When the Nation is engaged in a great foreign war which will tax the patriotism of the people to the extremes! limit, when our Nationals are called upon to give their lives without asking their consent, in order that we may win the war, it seems preposterous to contend for the shadow of States rights, — if there remains even a shadow of that sacred doctrine upon which vested *125our constitutional liberties) — and make the collection of a few dollars for license paramount to the morale and safety of the soldiers who are called upon to sacrifice their lives for the Nation.

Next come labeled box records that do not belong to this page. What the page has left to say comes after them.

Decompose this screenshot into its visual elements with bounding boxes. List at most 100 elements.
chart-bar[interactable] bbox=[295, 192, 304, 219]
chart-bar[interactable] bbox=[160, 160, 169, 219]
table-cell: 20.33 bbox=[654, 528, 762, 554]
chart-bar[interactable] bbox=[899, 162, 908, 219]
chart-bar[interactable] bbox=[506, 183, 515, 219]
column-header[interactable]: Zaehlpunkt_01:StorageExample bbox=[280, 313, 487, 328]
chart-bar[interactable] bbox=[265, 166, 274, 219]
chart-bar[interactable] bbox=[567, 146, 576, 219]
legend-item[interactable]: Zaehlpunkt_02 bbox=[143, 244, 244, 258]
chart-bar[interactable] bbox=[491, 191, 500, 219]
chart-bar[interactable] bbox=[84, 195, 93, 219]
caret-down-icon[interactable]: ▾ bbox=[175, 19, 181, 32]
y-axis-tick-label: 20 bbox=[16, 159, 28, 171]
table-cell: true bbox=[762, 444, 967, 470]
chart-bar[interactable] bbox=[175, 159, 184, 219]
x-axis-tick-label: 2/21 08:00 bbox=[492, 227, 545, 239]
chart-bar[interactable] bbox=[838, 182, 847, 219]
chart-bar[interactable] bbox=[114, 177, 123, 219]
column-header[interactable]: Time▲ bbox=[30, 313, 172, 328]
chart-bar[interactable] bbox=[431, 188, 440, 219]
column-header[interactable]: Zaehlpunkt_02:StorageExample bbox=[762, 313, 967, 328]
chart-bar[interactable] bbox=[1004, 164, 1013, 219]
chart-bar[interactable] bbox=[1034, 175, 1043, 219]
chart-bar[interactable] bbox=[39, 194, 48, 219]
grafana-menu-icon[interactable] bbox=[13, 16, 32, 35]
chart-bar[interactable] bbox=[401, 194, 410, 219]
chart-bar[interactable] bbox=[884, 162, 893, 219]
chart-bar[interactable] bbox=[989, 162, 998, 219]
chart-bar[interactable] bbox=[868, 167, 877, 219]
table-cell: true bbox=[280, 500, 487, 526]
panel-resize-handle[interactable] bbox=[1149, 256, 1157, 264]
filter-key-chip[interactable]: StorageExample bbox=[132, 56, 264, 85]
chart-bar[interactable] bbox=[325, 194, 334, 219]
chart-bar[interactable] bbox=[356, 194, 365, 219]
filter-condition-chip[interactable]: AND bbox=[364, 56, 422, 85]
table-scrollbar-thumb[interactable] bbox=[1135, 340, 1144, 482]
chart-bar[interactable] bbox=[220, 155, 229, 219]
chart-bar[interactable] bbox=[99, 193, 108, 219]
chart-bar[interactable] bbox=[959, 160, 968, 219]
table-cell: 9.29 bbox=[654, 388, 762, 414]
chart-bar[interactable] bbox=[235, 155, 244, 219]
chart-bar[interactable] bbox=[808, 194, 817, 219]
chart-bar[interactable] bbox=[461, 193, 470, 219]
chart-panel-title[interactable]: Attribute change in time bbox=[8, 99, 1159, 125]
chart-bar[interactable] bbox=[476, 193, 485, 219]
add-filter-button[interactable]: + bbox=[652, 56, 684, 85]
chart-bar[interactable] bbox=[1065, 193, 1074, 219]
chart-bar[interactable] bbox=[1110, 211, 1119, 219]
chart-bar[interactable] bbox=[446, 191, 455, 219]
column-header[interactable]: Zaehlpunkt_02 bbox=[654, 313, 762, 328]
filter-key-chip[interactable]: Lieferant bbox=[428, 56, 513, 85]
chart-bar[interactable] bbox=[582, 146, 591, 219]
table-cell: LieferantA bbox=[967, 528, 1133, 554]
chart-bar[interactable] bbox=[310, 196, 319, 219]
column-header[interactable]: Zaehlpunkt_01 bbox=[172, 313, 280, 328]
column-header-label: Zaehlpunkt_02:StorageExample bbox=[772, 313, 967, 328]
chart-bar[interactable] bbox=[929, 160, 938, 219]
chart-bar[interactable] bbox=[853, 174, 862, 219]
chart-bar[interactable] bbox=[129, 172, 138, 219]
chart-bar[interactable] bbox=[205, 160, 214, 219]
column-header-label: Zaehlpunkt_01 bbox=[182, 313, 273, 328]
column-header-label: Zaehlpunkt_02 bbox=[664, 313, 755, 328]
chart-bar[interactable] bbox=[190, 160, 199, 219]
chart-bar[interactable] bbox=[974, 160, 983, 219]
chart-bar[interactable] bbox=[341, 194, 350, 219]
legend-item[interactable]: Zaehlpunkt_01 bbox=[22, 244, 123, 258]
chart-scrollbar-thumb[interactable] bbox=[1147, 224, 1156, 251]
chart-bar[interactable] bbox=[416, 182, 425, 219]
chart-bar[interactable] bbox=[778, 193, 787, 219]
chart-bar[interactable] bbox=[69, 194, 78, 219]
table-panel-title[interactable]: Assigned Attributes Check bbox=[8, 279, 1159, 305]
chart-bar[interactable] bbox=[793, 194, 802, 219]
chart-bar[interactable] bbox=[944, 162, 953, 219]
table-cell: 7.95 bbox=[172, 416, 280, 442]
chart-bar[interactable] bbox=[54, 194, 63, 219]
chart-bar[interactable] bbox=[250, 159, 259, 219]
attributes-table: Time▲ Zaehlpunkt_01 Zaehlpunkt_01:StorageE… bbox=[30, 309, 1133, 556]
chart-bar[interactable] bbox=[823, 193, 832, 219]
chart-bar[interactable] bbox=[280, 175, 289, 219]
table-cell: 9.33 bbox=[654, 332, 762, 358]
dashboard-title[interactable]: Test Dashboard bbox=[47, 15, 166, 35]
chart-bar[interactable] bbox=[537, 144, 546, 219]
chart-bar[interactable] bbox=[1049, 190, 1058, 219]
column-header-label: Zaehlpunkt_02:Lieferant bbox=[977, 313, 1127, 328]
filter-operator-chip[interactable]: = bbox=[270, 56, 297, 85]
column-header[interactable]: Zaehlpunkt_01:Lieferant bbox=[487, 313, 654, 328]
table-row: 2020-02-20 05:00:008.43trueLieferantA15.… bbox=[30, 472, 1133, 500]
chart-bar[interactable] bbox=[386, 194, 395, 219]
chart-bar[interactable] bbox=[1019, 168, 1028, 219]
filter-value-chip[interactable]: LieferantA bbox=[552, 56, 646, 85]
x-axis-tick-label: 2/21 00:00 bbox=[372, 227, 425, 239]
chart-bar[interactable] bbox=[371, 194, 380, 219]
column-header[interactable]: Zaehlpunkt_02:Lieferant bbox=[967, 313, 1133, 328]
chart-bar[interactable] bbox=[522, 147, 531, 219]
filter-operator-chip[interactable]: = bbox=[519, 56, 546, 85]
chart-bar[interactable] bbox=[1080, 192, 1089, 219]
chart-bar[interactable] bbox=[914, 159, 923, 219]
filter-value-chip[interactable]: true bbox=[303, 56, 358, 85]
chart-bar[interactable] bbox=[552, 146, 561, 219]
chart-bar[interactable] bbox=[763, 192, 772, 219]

The President of the United States has said “We are now about to accept the gage of battle with the natural foe of liberty, and shall, if necessary, spend the whole force of the Nation to check and nullify its pretentiousness and power.” Camp Joseph E. Johnston was established in pursuance of the plan to prepare an army to carry out this declaration of the President, and the establishment of the bus line by Lt. Col. Munson is the exercise of his Military authority to prepare the Army to “accept the gage of battle.” The bus line is an instrumentality or agency which the Commanding Officer says is necessary to accomplish this end. Military exigencies or necessities are to be determined by the Military authorities, or at least by the National, and not by State authorities, and a city cannot cripple, hamper, impair or destroy the instrumentalities established to meet a Military necessity or exigency, by passing an ordinance imposing a license tax on such instrumentalities, or by applying to them the provisions of an existing ordinance.
I think the application for a writ of habeas corpus should have been granted.